Você sabia que a palavra “poesia” vem do grego antigo “poiesis”, que também significa “trabalho”?
Muita gente já refletiu sobre as razões que levaram os fundadores da civilização ocidental a amalgamarem em uma só palavra dois conceitos aparentemente tão diversos. E eu agora me pergunto: o que levou a própria civilização ocidental, no estágio em que a vivemos hoje, a apartar os conceitos de poesia e trabalho em pólos praticamente opostos?
A equação poesia = trabalho é simples e fácil de entender. O relâmpago poético depende do suor do poeta para ser comunicado. Poema é obra. E o chavão “90% de transpiração e 10% de inspiração” é perfeitamente compreensível para qualquer mortal. Os problemas começam quando invertemos o sentido da equação e pensamos na idéia de que trabalho = poesia. Para o imaginário pedestre, poeta é justamente aquele que vive de nuvens, aquele que, na definição oficial do Houaiss, é dado a devaneios.
Mesmo que enganada no particular, já que o poeta é de fato um trabalhador dos mais aguerridos a seu ofício, a sabedoria pública tem lá seu fundamento. No mundo de hoje, poesia e trabalho são vinho e petróleo. A poesia, como disse Mallarmé, quer limpar o mundo lotado de palavras para criar silêncio ao redor das coisas. O trabalho hoje quer criar muitas coisas e lotar o redor delas de palavras. Poesia é a linguagem pela qual expressamos nossa eterna surpresa com a beleza ou com o horror da vida. Trabalho é a linguagem pela qual 90% dos nossos contemporâneos esquecem-se dessa eterna surpresa.
A labuta diária é anestésica. Para o mal ou para o bem. Mas uma verdade ainda mais inconveniente que aquela do Al Gore é o fato de que, para a maioria das pessoas, trabalho ainda seja sinônimo de insatisfação. E, pior, a falta de trabalho também. Talvez a mais insana das utopias, o mais nefelibata dos devaneios, seja a idéia de que a humanidade possa um dia sair dessa sinuca de bico que envolve sua relação com o ato de trabalhar.
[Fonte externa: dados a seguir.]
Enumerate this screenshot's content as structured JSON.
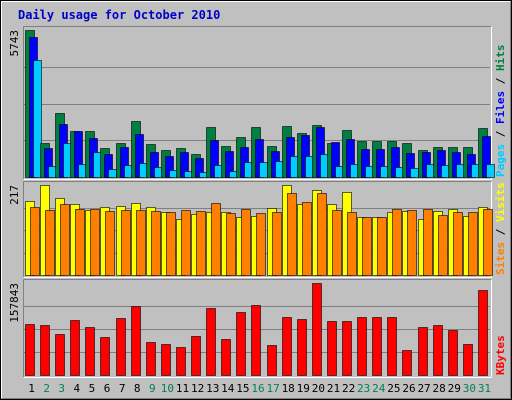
{
  "chart_data": {
    "type": "bar",
    "title": "Daily usage for October 2010",
    "days": [
      "1",
      "2",
      "3",
      "4",
      "5",
      "6",
      "7",
      "8",
      "9",
      "10",
      "11",
      "12",
      "13",
      "14",
      "15",
      "16",
      "17",
      "18",
      "19",
      "20",
      "21",
      "22",
      "23",
      "24",
      "25",
      "26",
      "27",
      "28",
      "29",
      "30",
      "31"
    ],
    "weekend_days": [
      "2",
      "3",
      "9",
      "10",
      "16",
      "17",
      "23",
      "24",
      "30",
      "31"
    ],
    "panels": [
      {
        "name": "pages_files_hits",
        "ymax_label": "5743",
        "ymax": 5743,
        "legend": [
          {
            "text": "Pages",
            "color": "#00ccff"
          },
          {
            "text": " / ",
            "color": "#000000"
          },
          {
            "text": "Files",
            "color": "#0000ff"
          },
          {
            "text": " / ",
            "color": "#000000"
          },
          {
            "text": "Hits",
            "color": "#008040"
          }
        ],
        "series": [
          {
            "name": "Hits",
            "color": "#008040",
            "values": [
              5743,
              1340,
              2510,
              1780,
              1780,
              1130,
              1320,
              2200,
              1290,
              1050,
              1120,
              890,
              1970,
              1210,
              1560,
              1940,
              1200,
              1980,
              1730,
              2040,
              1330,
              1830,
              1400,
              1400,
              1400,
              1330,
              1040,
              1190,
              1180,
              1160,
              1910
            ]
          },
          {
            "name": "Files",
            "color": "#0000ff",
            "values": [
              5450,
              1130,
              2060,
              1800,
              1510,
              900,
              1180,
              1680,
              960,
              830,
              960,
              760,
              1440,
              1000,
              1160,
              1480,
              1000,
              1550,
              1630,
              1950,
              1380,
              1480,
              1100,
              1110,
              1160,
              950,
              980,
              1040,
              970,
              880,
              1600
            ]
          },
          {
            "name": "Pages",
            "color": "#00ccff",
            "values": [
              4580,
              430,
              1310,
              500,
              970,
              310,
              460,
              530,
              410,
              270,
              240,
              180,
              480,
              220,
              570,
              590,
              630,
              810,
              830,
              880,
              420,
              520,
              420,
              430,
              400,
              370,
              510,
              450,
              520,
              510,
              520
            ]
          }
        ]
      },
      {
        "name": "sites_visits",
        "ymax_label": "217",
        "ymax": 217,
        "legend": [
          {
            "text": "Sites",
            "color": "#ff8000"
          },
          {
            "text": " / ",
            "color": "#000000"
          },
          {
            "text": "Visits",
            "color": "#ffff00"
          }
        ],
        "series": [
          {
            "name": "Visits",
            "color": "#ffff00",
            "values": [
              178,
              217,
              186,
              170,
              157,
              163,
              167,
              174,
              164,
              153,
              136,
              146,
              152,
              152,
              141,
              143,
              162,
              217,
              170,
              205,
              170,
              200,
              141,
              141,
              151,
              155,
              134,
              154,
              158,
              143,
              164
            ]
          },
          {
            "name": "Sites",
            "color": "#ff8000",
            "values": [
              163,
              156,
              170,
              158,
              160,
              155,
              156,
              157,
              155,
              152,
              157,
              155,
              173,
              149,
              160,
              150,
              151,
              197,
              175,
              197,
              157,
              152,
              140,
              141,
              159,
              156,
              159,
              145,
              153,
              153,
              160
            ]
          }
        ]
      },
      {
        "name": "kbytes",
        "ymax_label": "157843",
        "ymax": 157843,
        "legend": [
          {
            "text": "KBytes",
            "color": "#ff0000"
          }
        ],
        "series": [
          {
            "name": "KBytes",
            "color": "#ff0000",
            "values": [
              87000,
              85000,
              71000,
              95000,
              82000,
              65000,
              98000,
              118000,
              57000,
              53000,
              48000,
              67000,
              115000,
              62000,
              108000,
              120000,
              52000,
              99000,
              96000,
              157843,
              92000,
              92000,
              100000,
              100000,
              99000,
              43000,
              83000,
              86000,
              77000,
              53000,
              145000
            ]
          }
        ]
      }
    ]
  }
}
Quando é que as propostas de emprego terão como cerne, tanto do lado do empregador quanto do empregado, a idéia de “vocação”, palavra que aliás tem como origem o latim vo catio, que justamente significa “proposta”, “chamado”, “convite”?
TRABALHA-SE PARA QUÊ?
Robert Frost, um dos grandes nomes da poesia americana do século 20, diz que poeta é uma condição, não uma profissão. É demais esperar que um dia cada profissão humana esteja subjugada à condição mais essencial de cada ser humano? Não sei. Exercer uma profissão harmônica com os desejos vocacionais mais íntimos parece um sonho bem distante da maioria das pessoas. É demais então esperar que um dia essa forma imanente de injustiça social seja corrigida? Também não sei. Mas não me parece que estamos no caminho errado, apesar da histeria produtiva deste início de milênio. Se hoje “trabalho” é sinônimo de “insatisfação”, há não muito tempo “trabalho” era sinônimo de “escravidão”.
Andamos bem. Para andar mais, é preciso primeiro colocar a pergunta: “Trabalha-se para quê?”. Não há uma resposta única. Se em Pirituba trabalha-se mais pela sobrevivência, na Suécia trabalha-se mais pela inserção social, já que a sobrevivência está garantida. Em qualquer lugar, se uns trabalham por dinheiro, outros trabalham pela reputação, pelo poder ou por tudo isso junto. Talvez uma palavra que resuma os desejos e necessidades envolvidos no ato de trabalhar seja “prestígio”. Queremos o reconhecimento da sociedade que nos cerca, seja na forma de um depósito na conta, seja na forma de um afago no ego. “Prestígio.” É uma palavra que tem origem no latim praestigium, assim como a palavra “prestidigitador”. Significa “ilusão”. Ilusão?
É possível que, um dia, toda decisão de trabalho seja baseada menos na idéia daquilo que o mundo quer de cada um de nós e mais na idéia daquilo que de mais íntimo cada um de nós pode dar ao mundo. Nossa vocação. Nesse dia, a vida se tornará mais real. Como a poesia.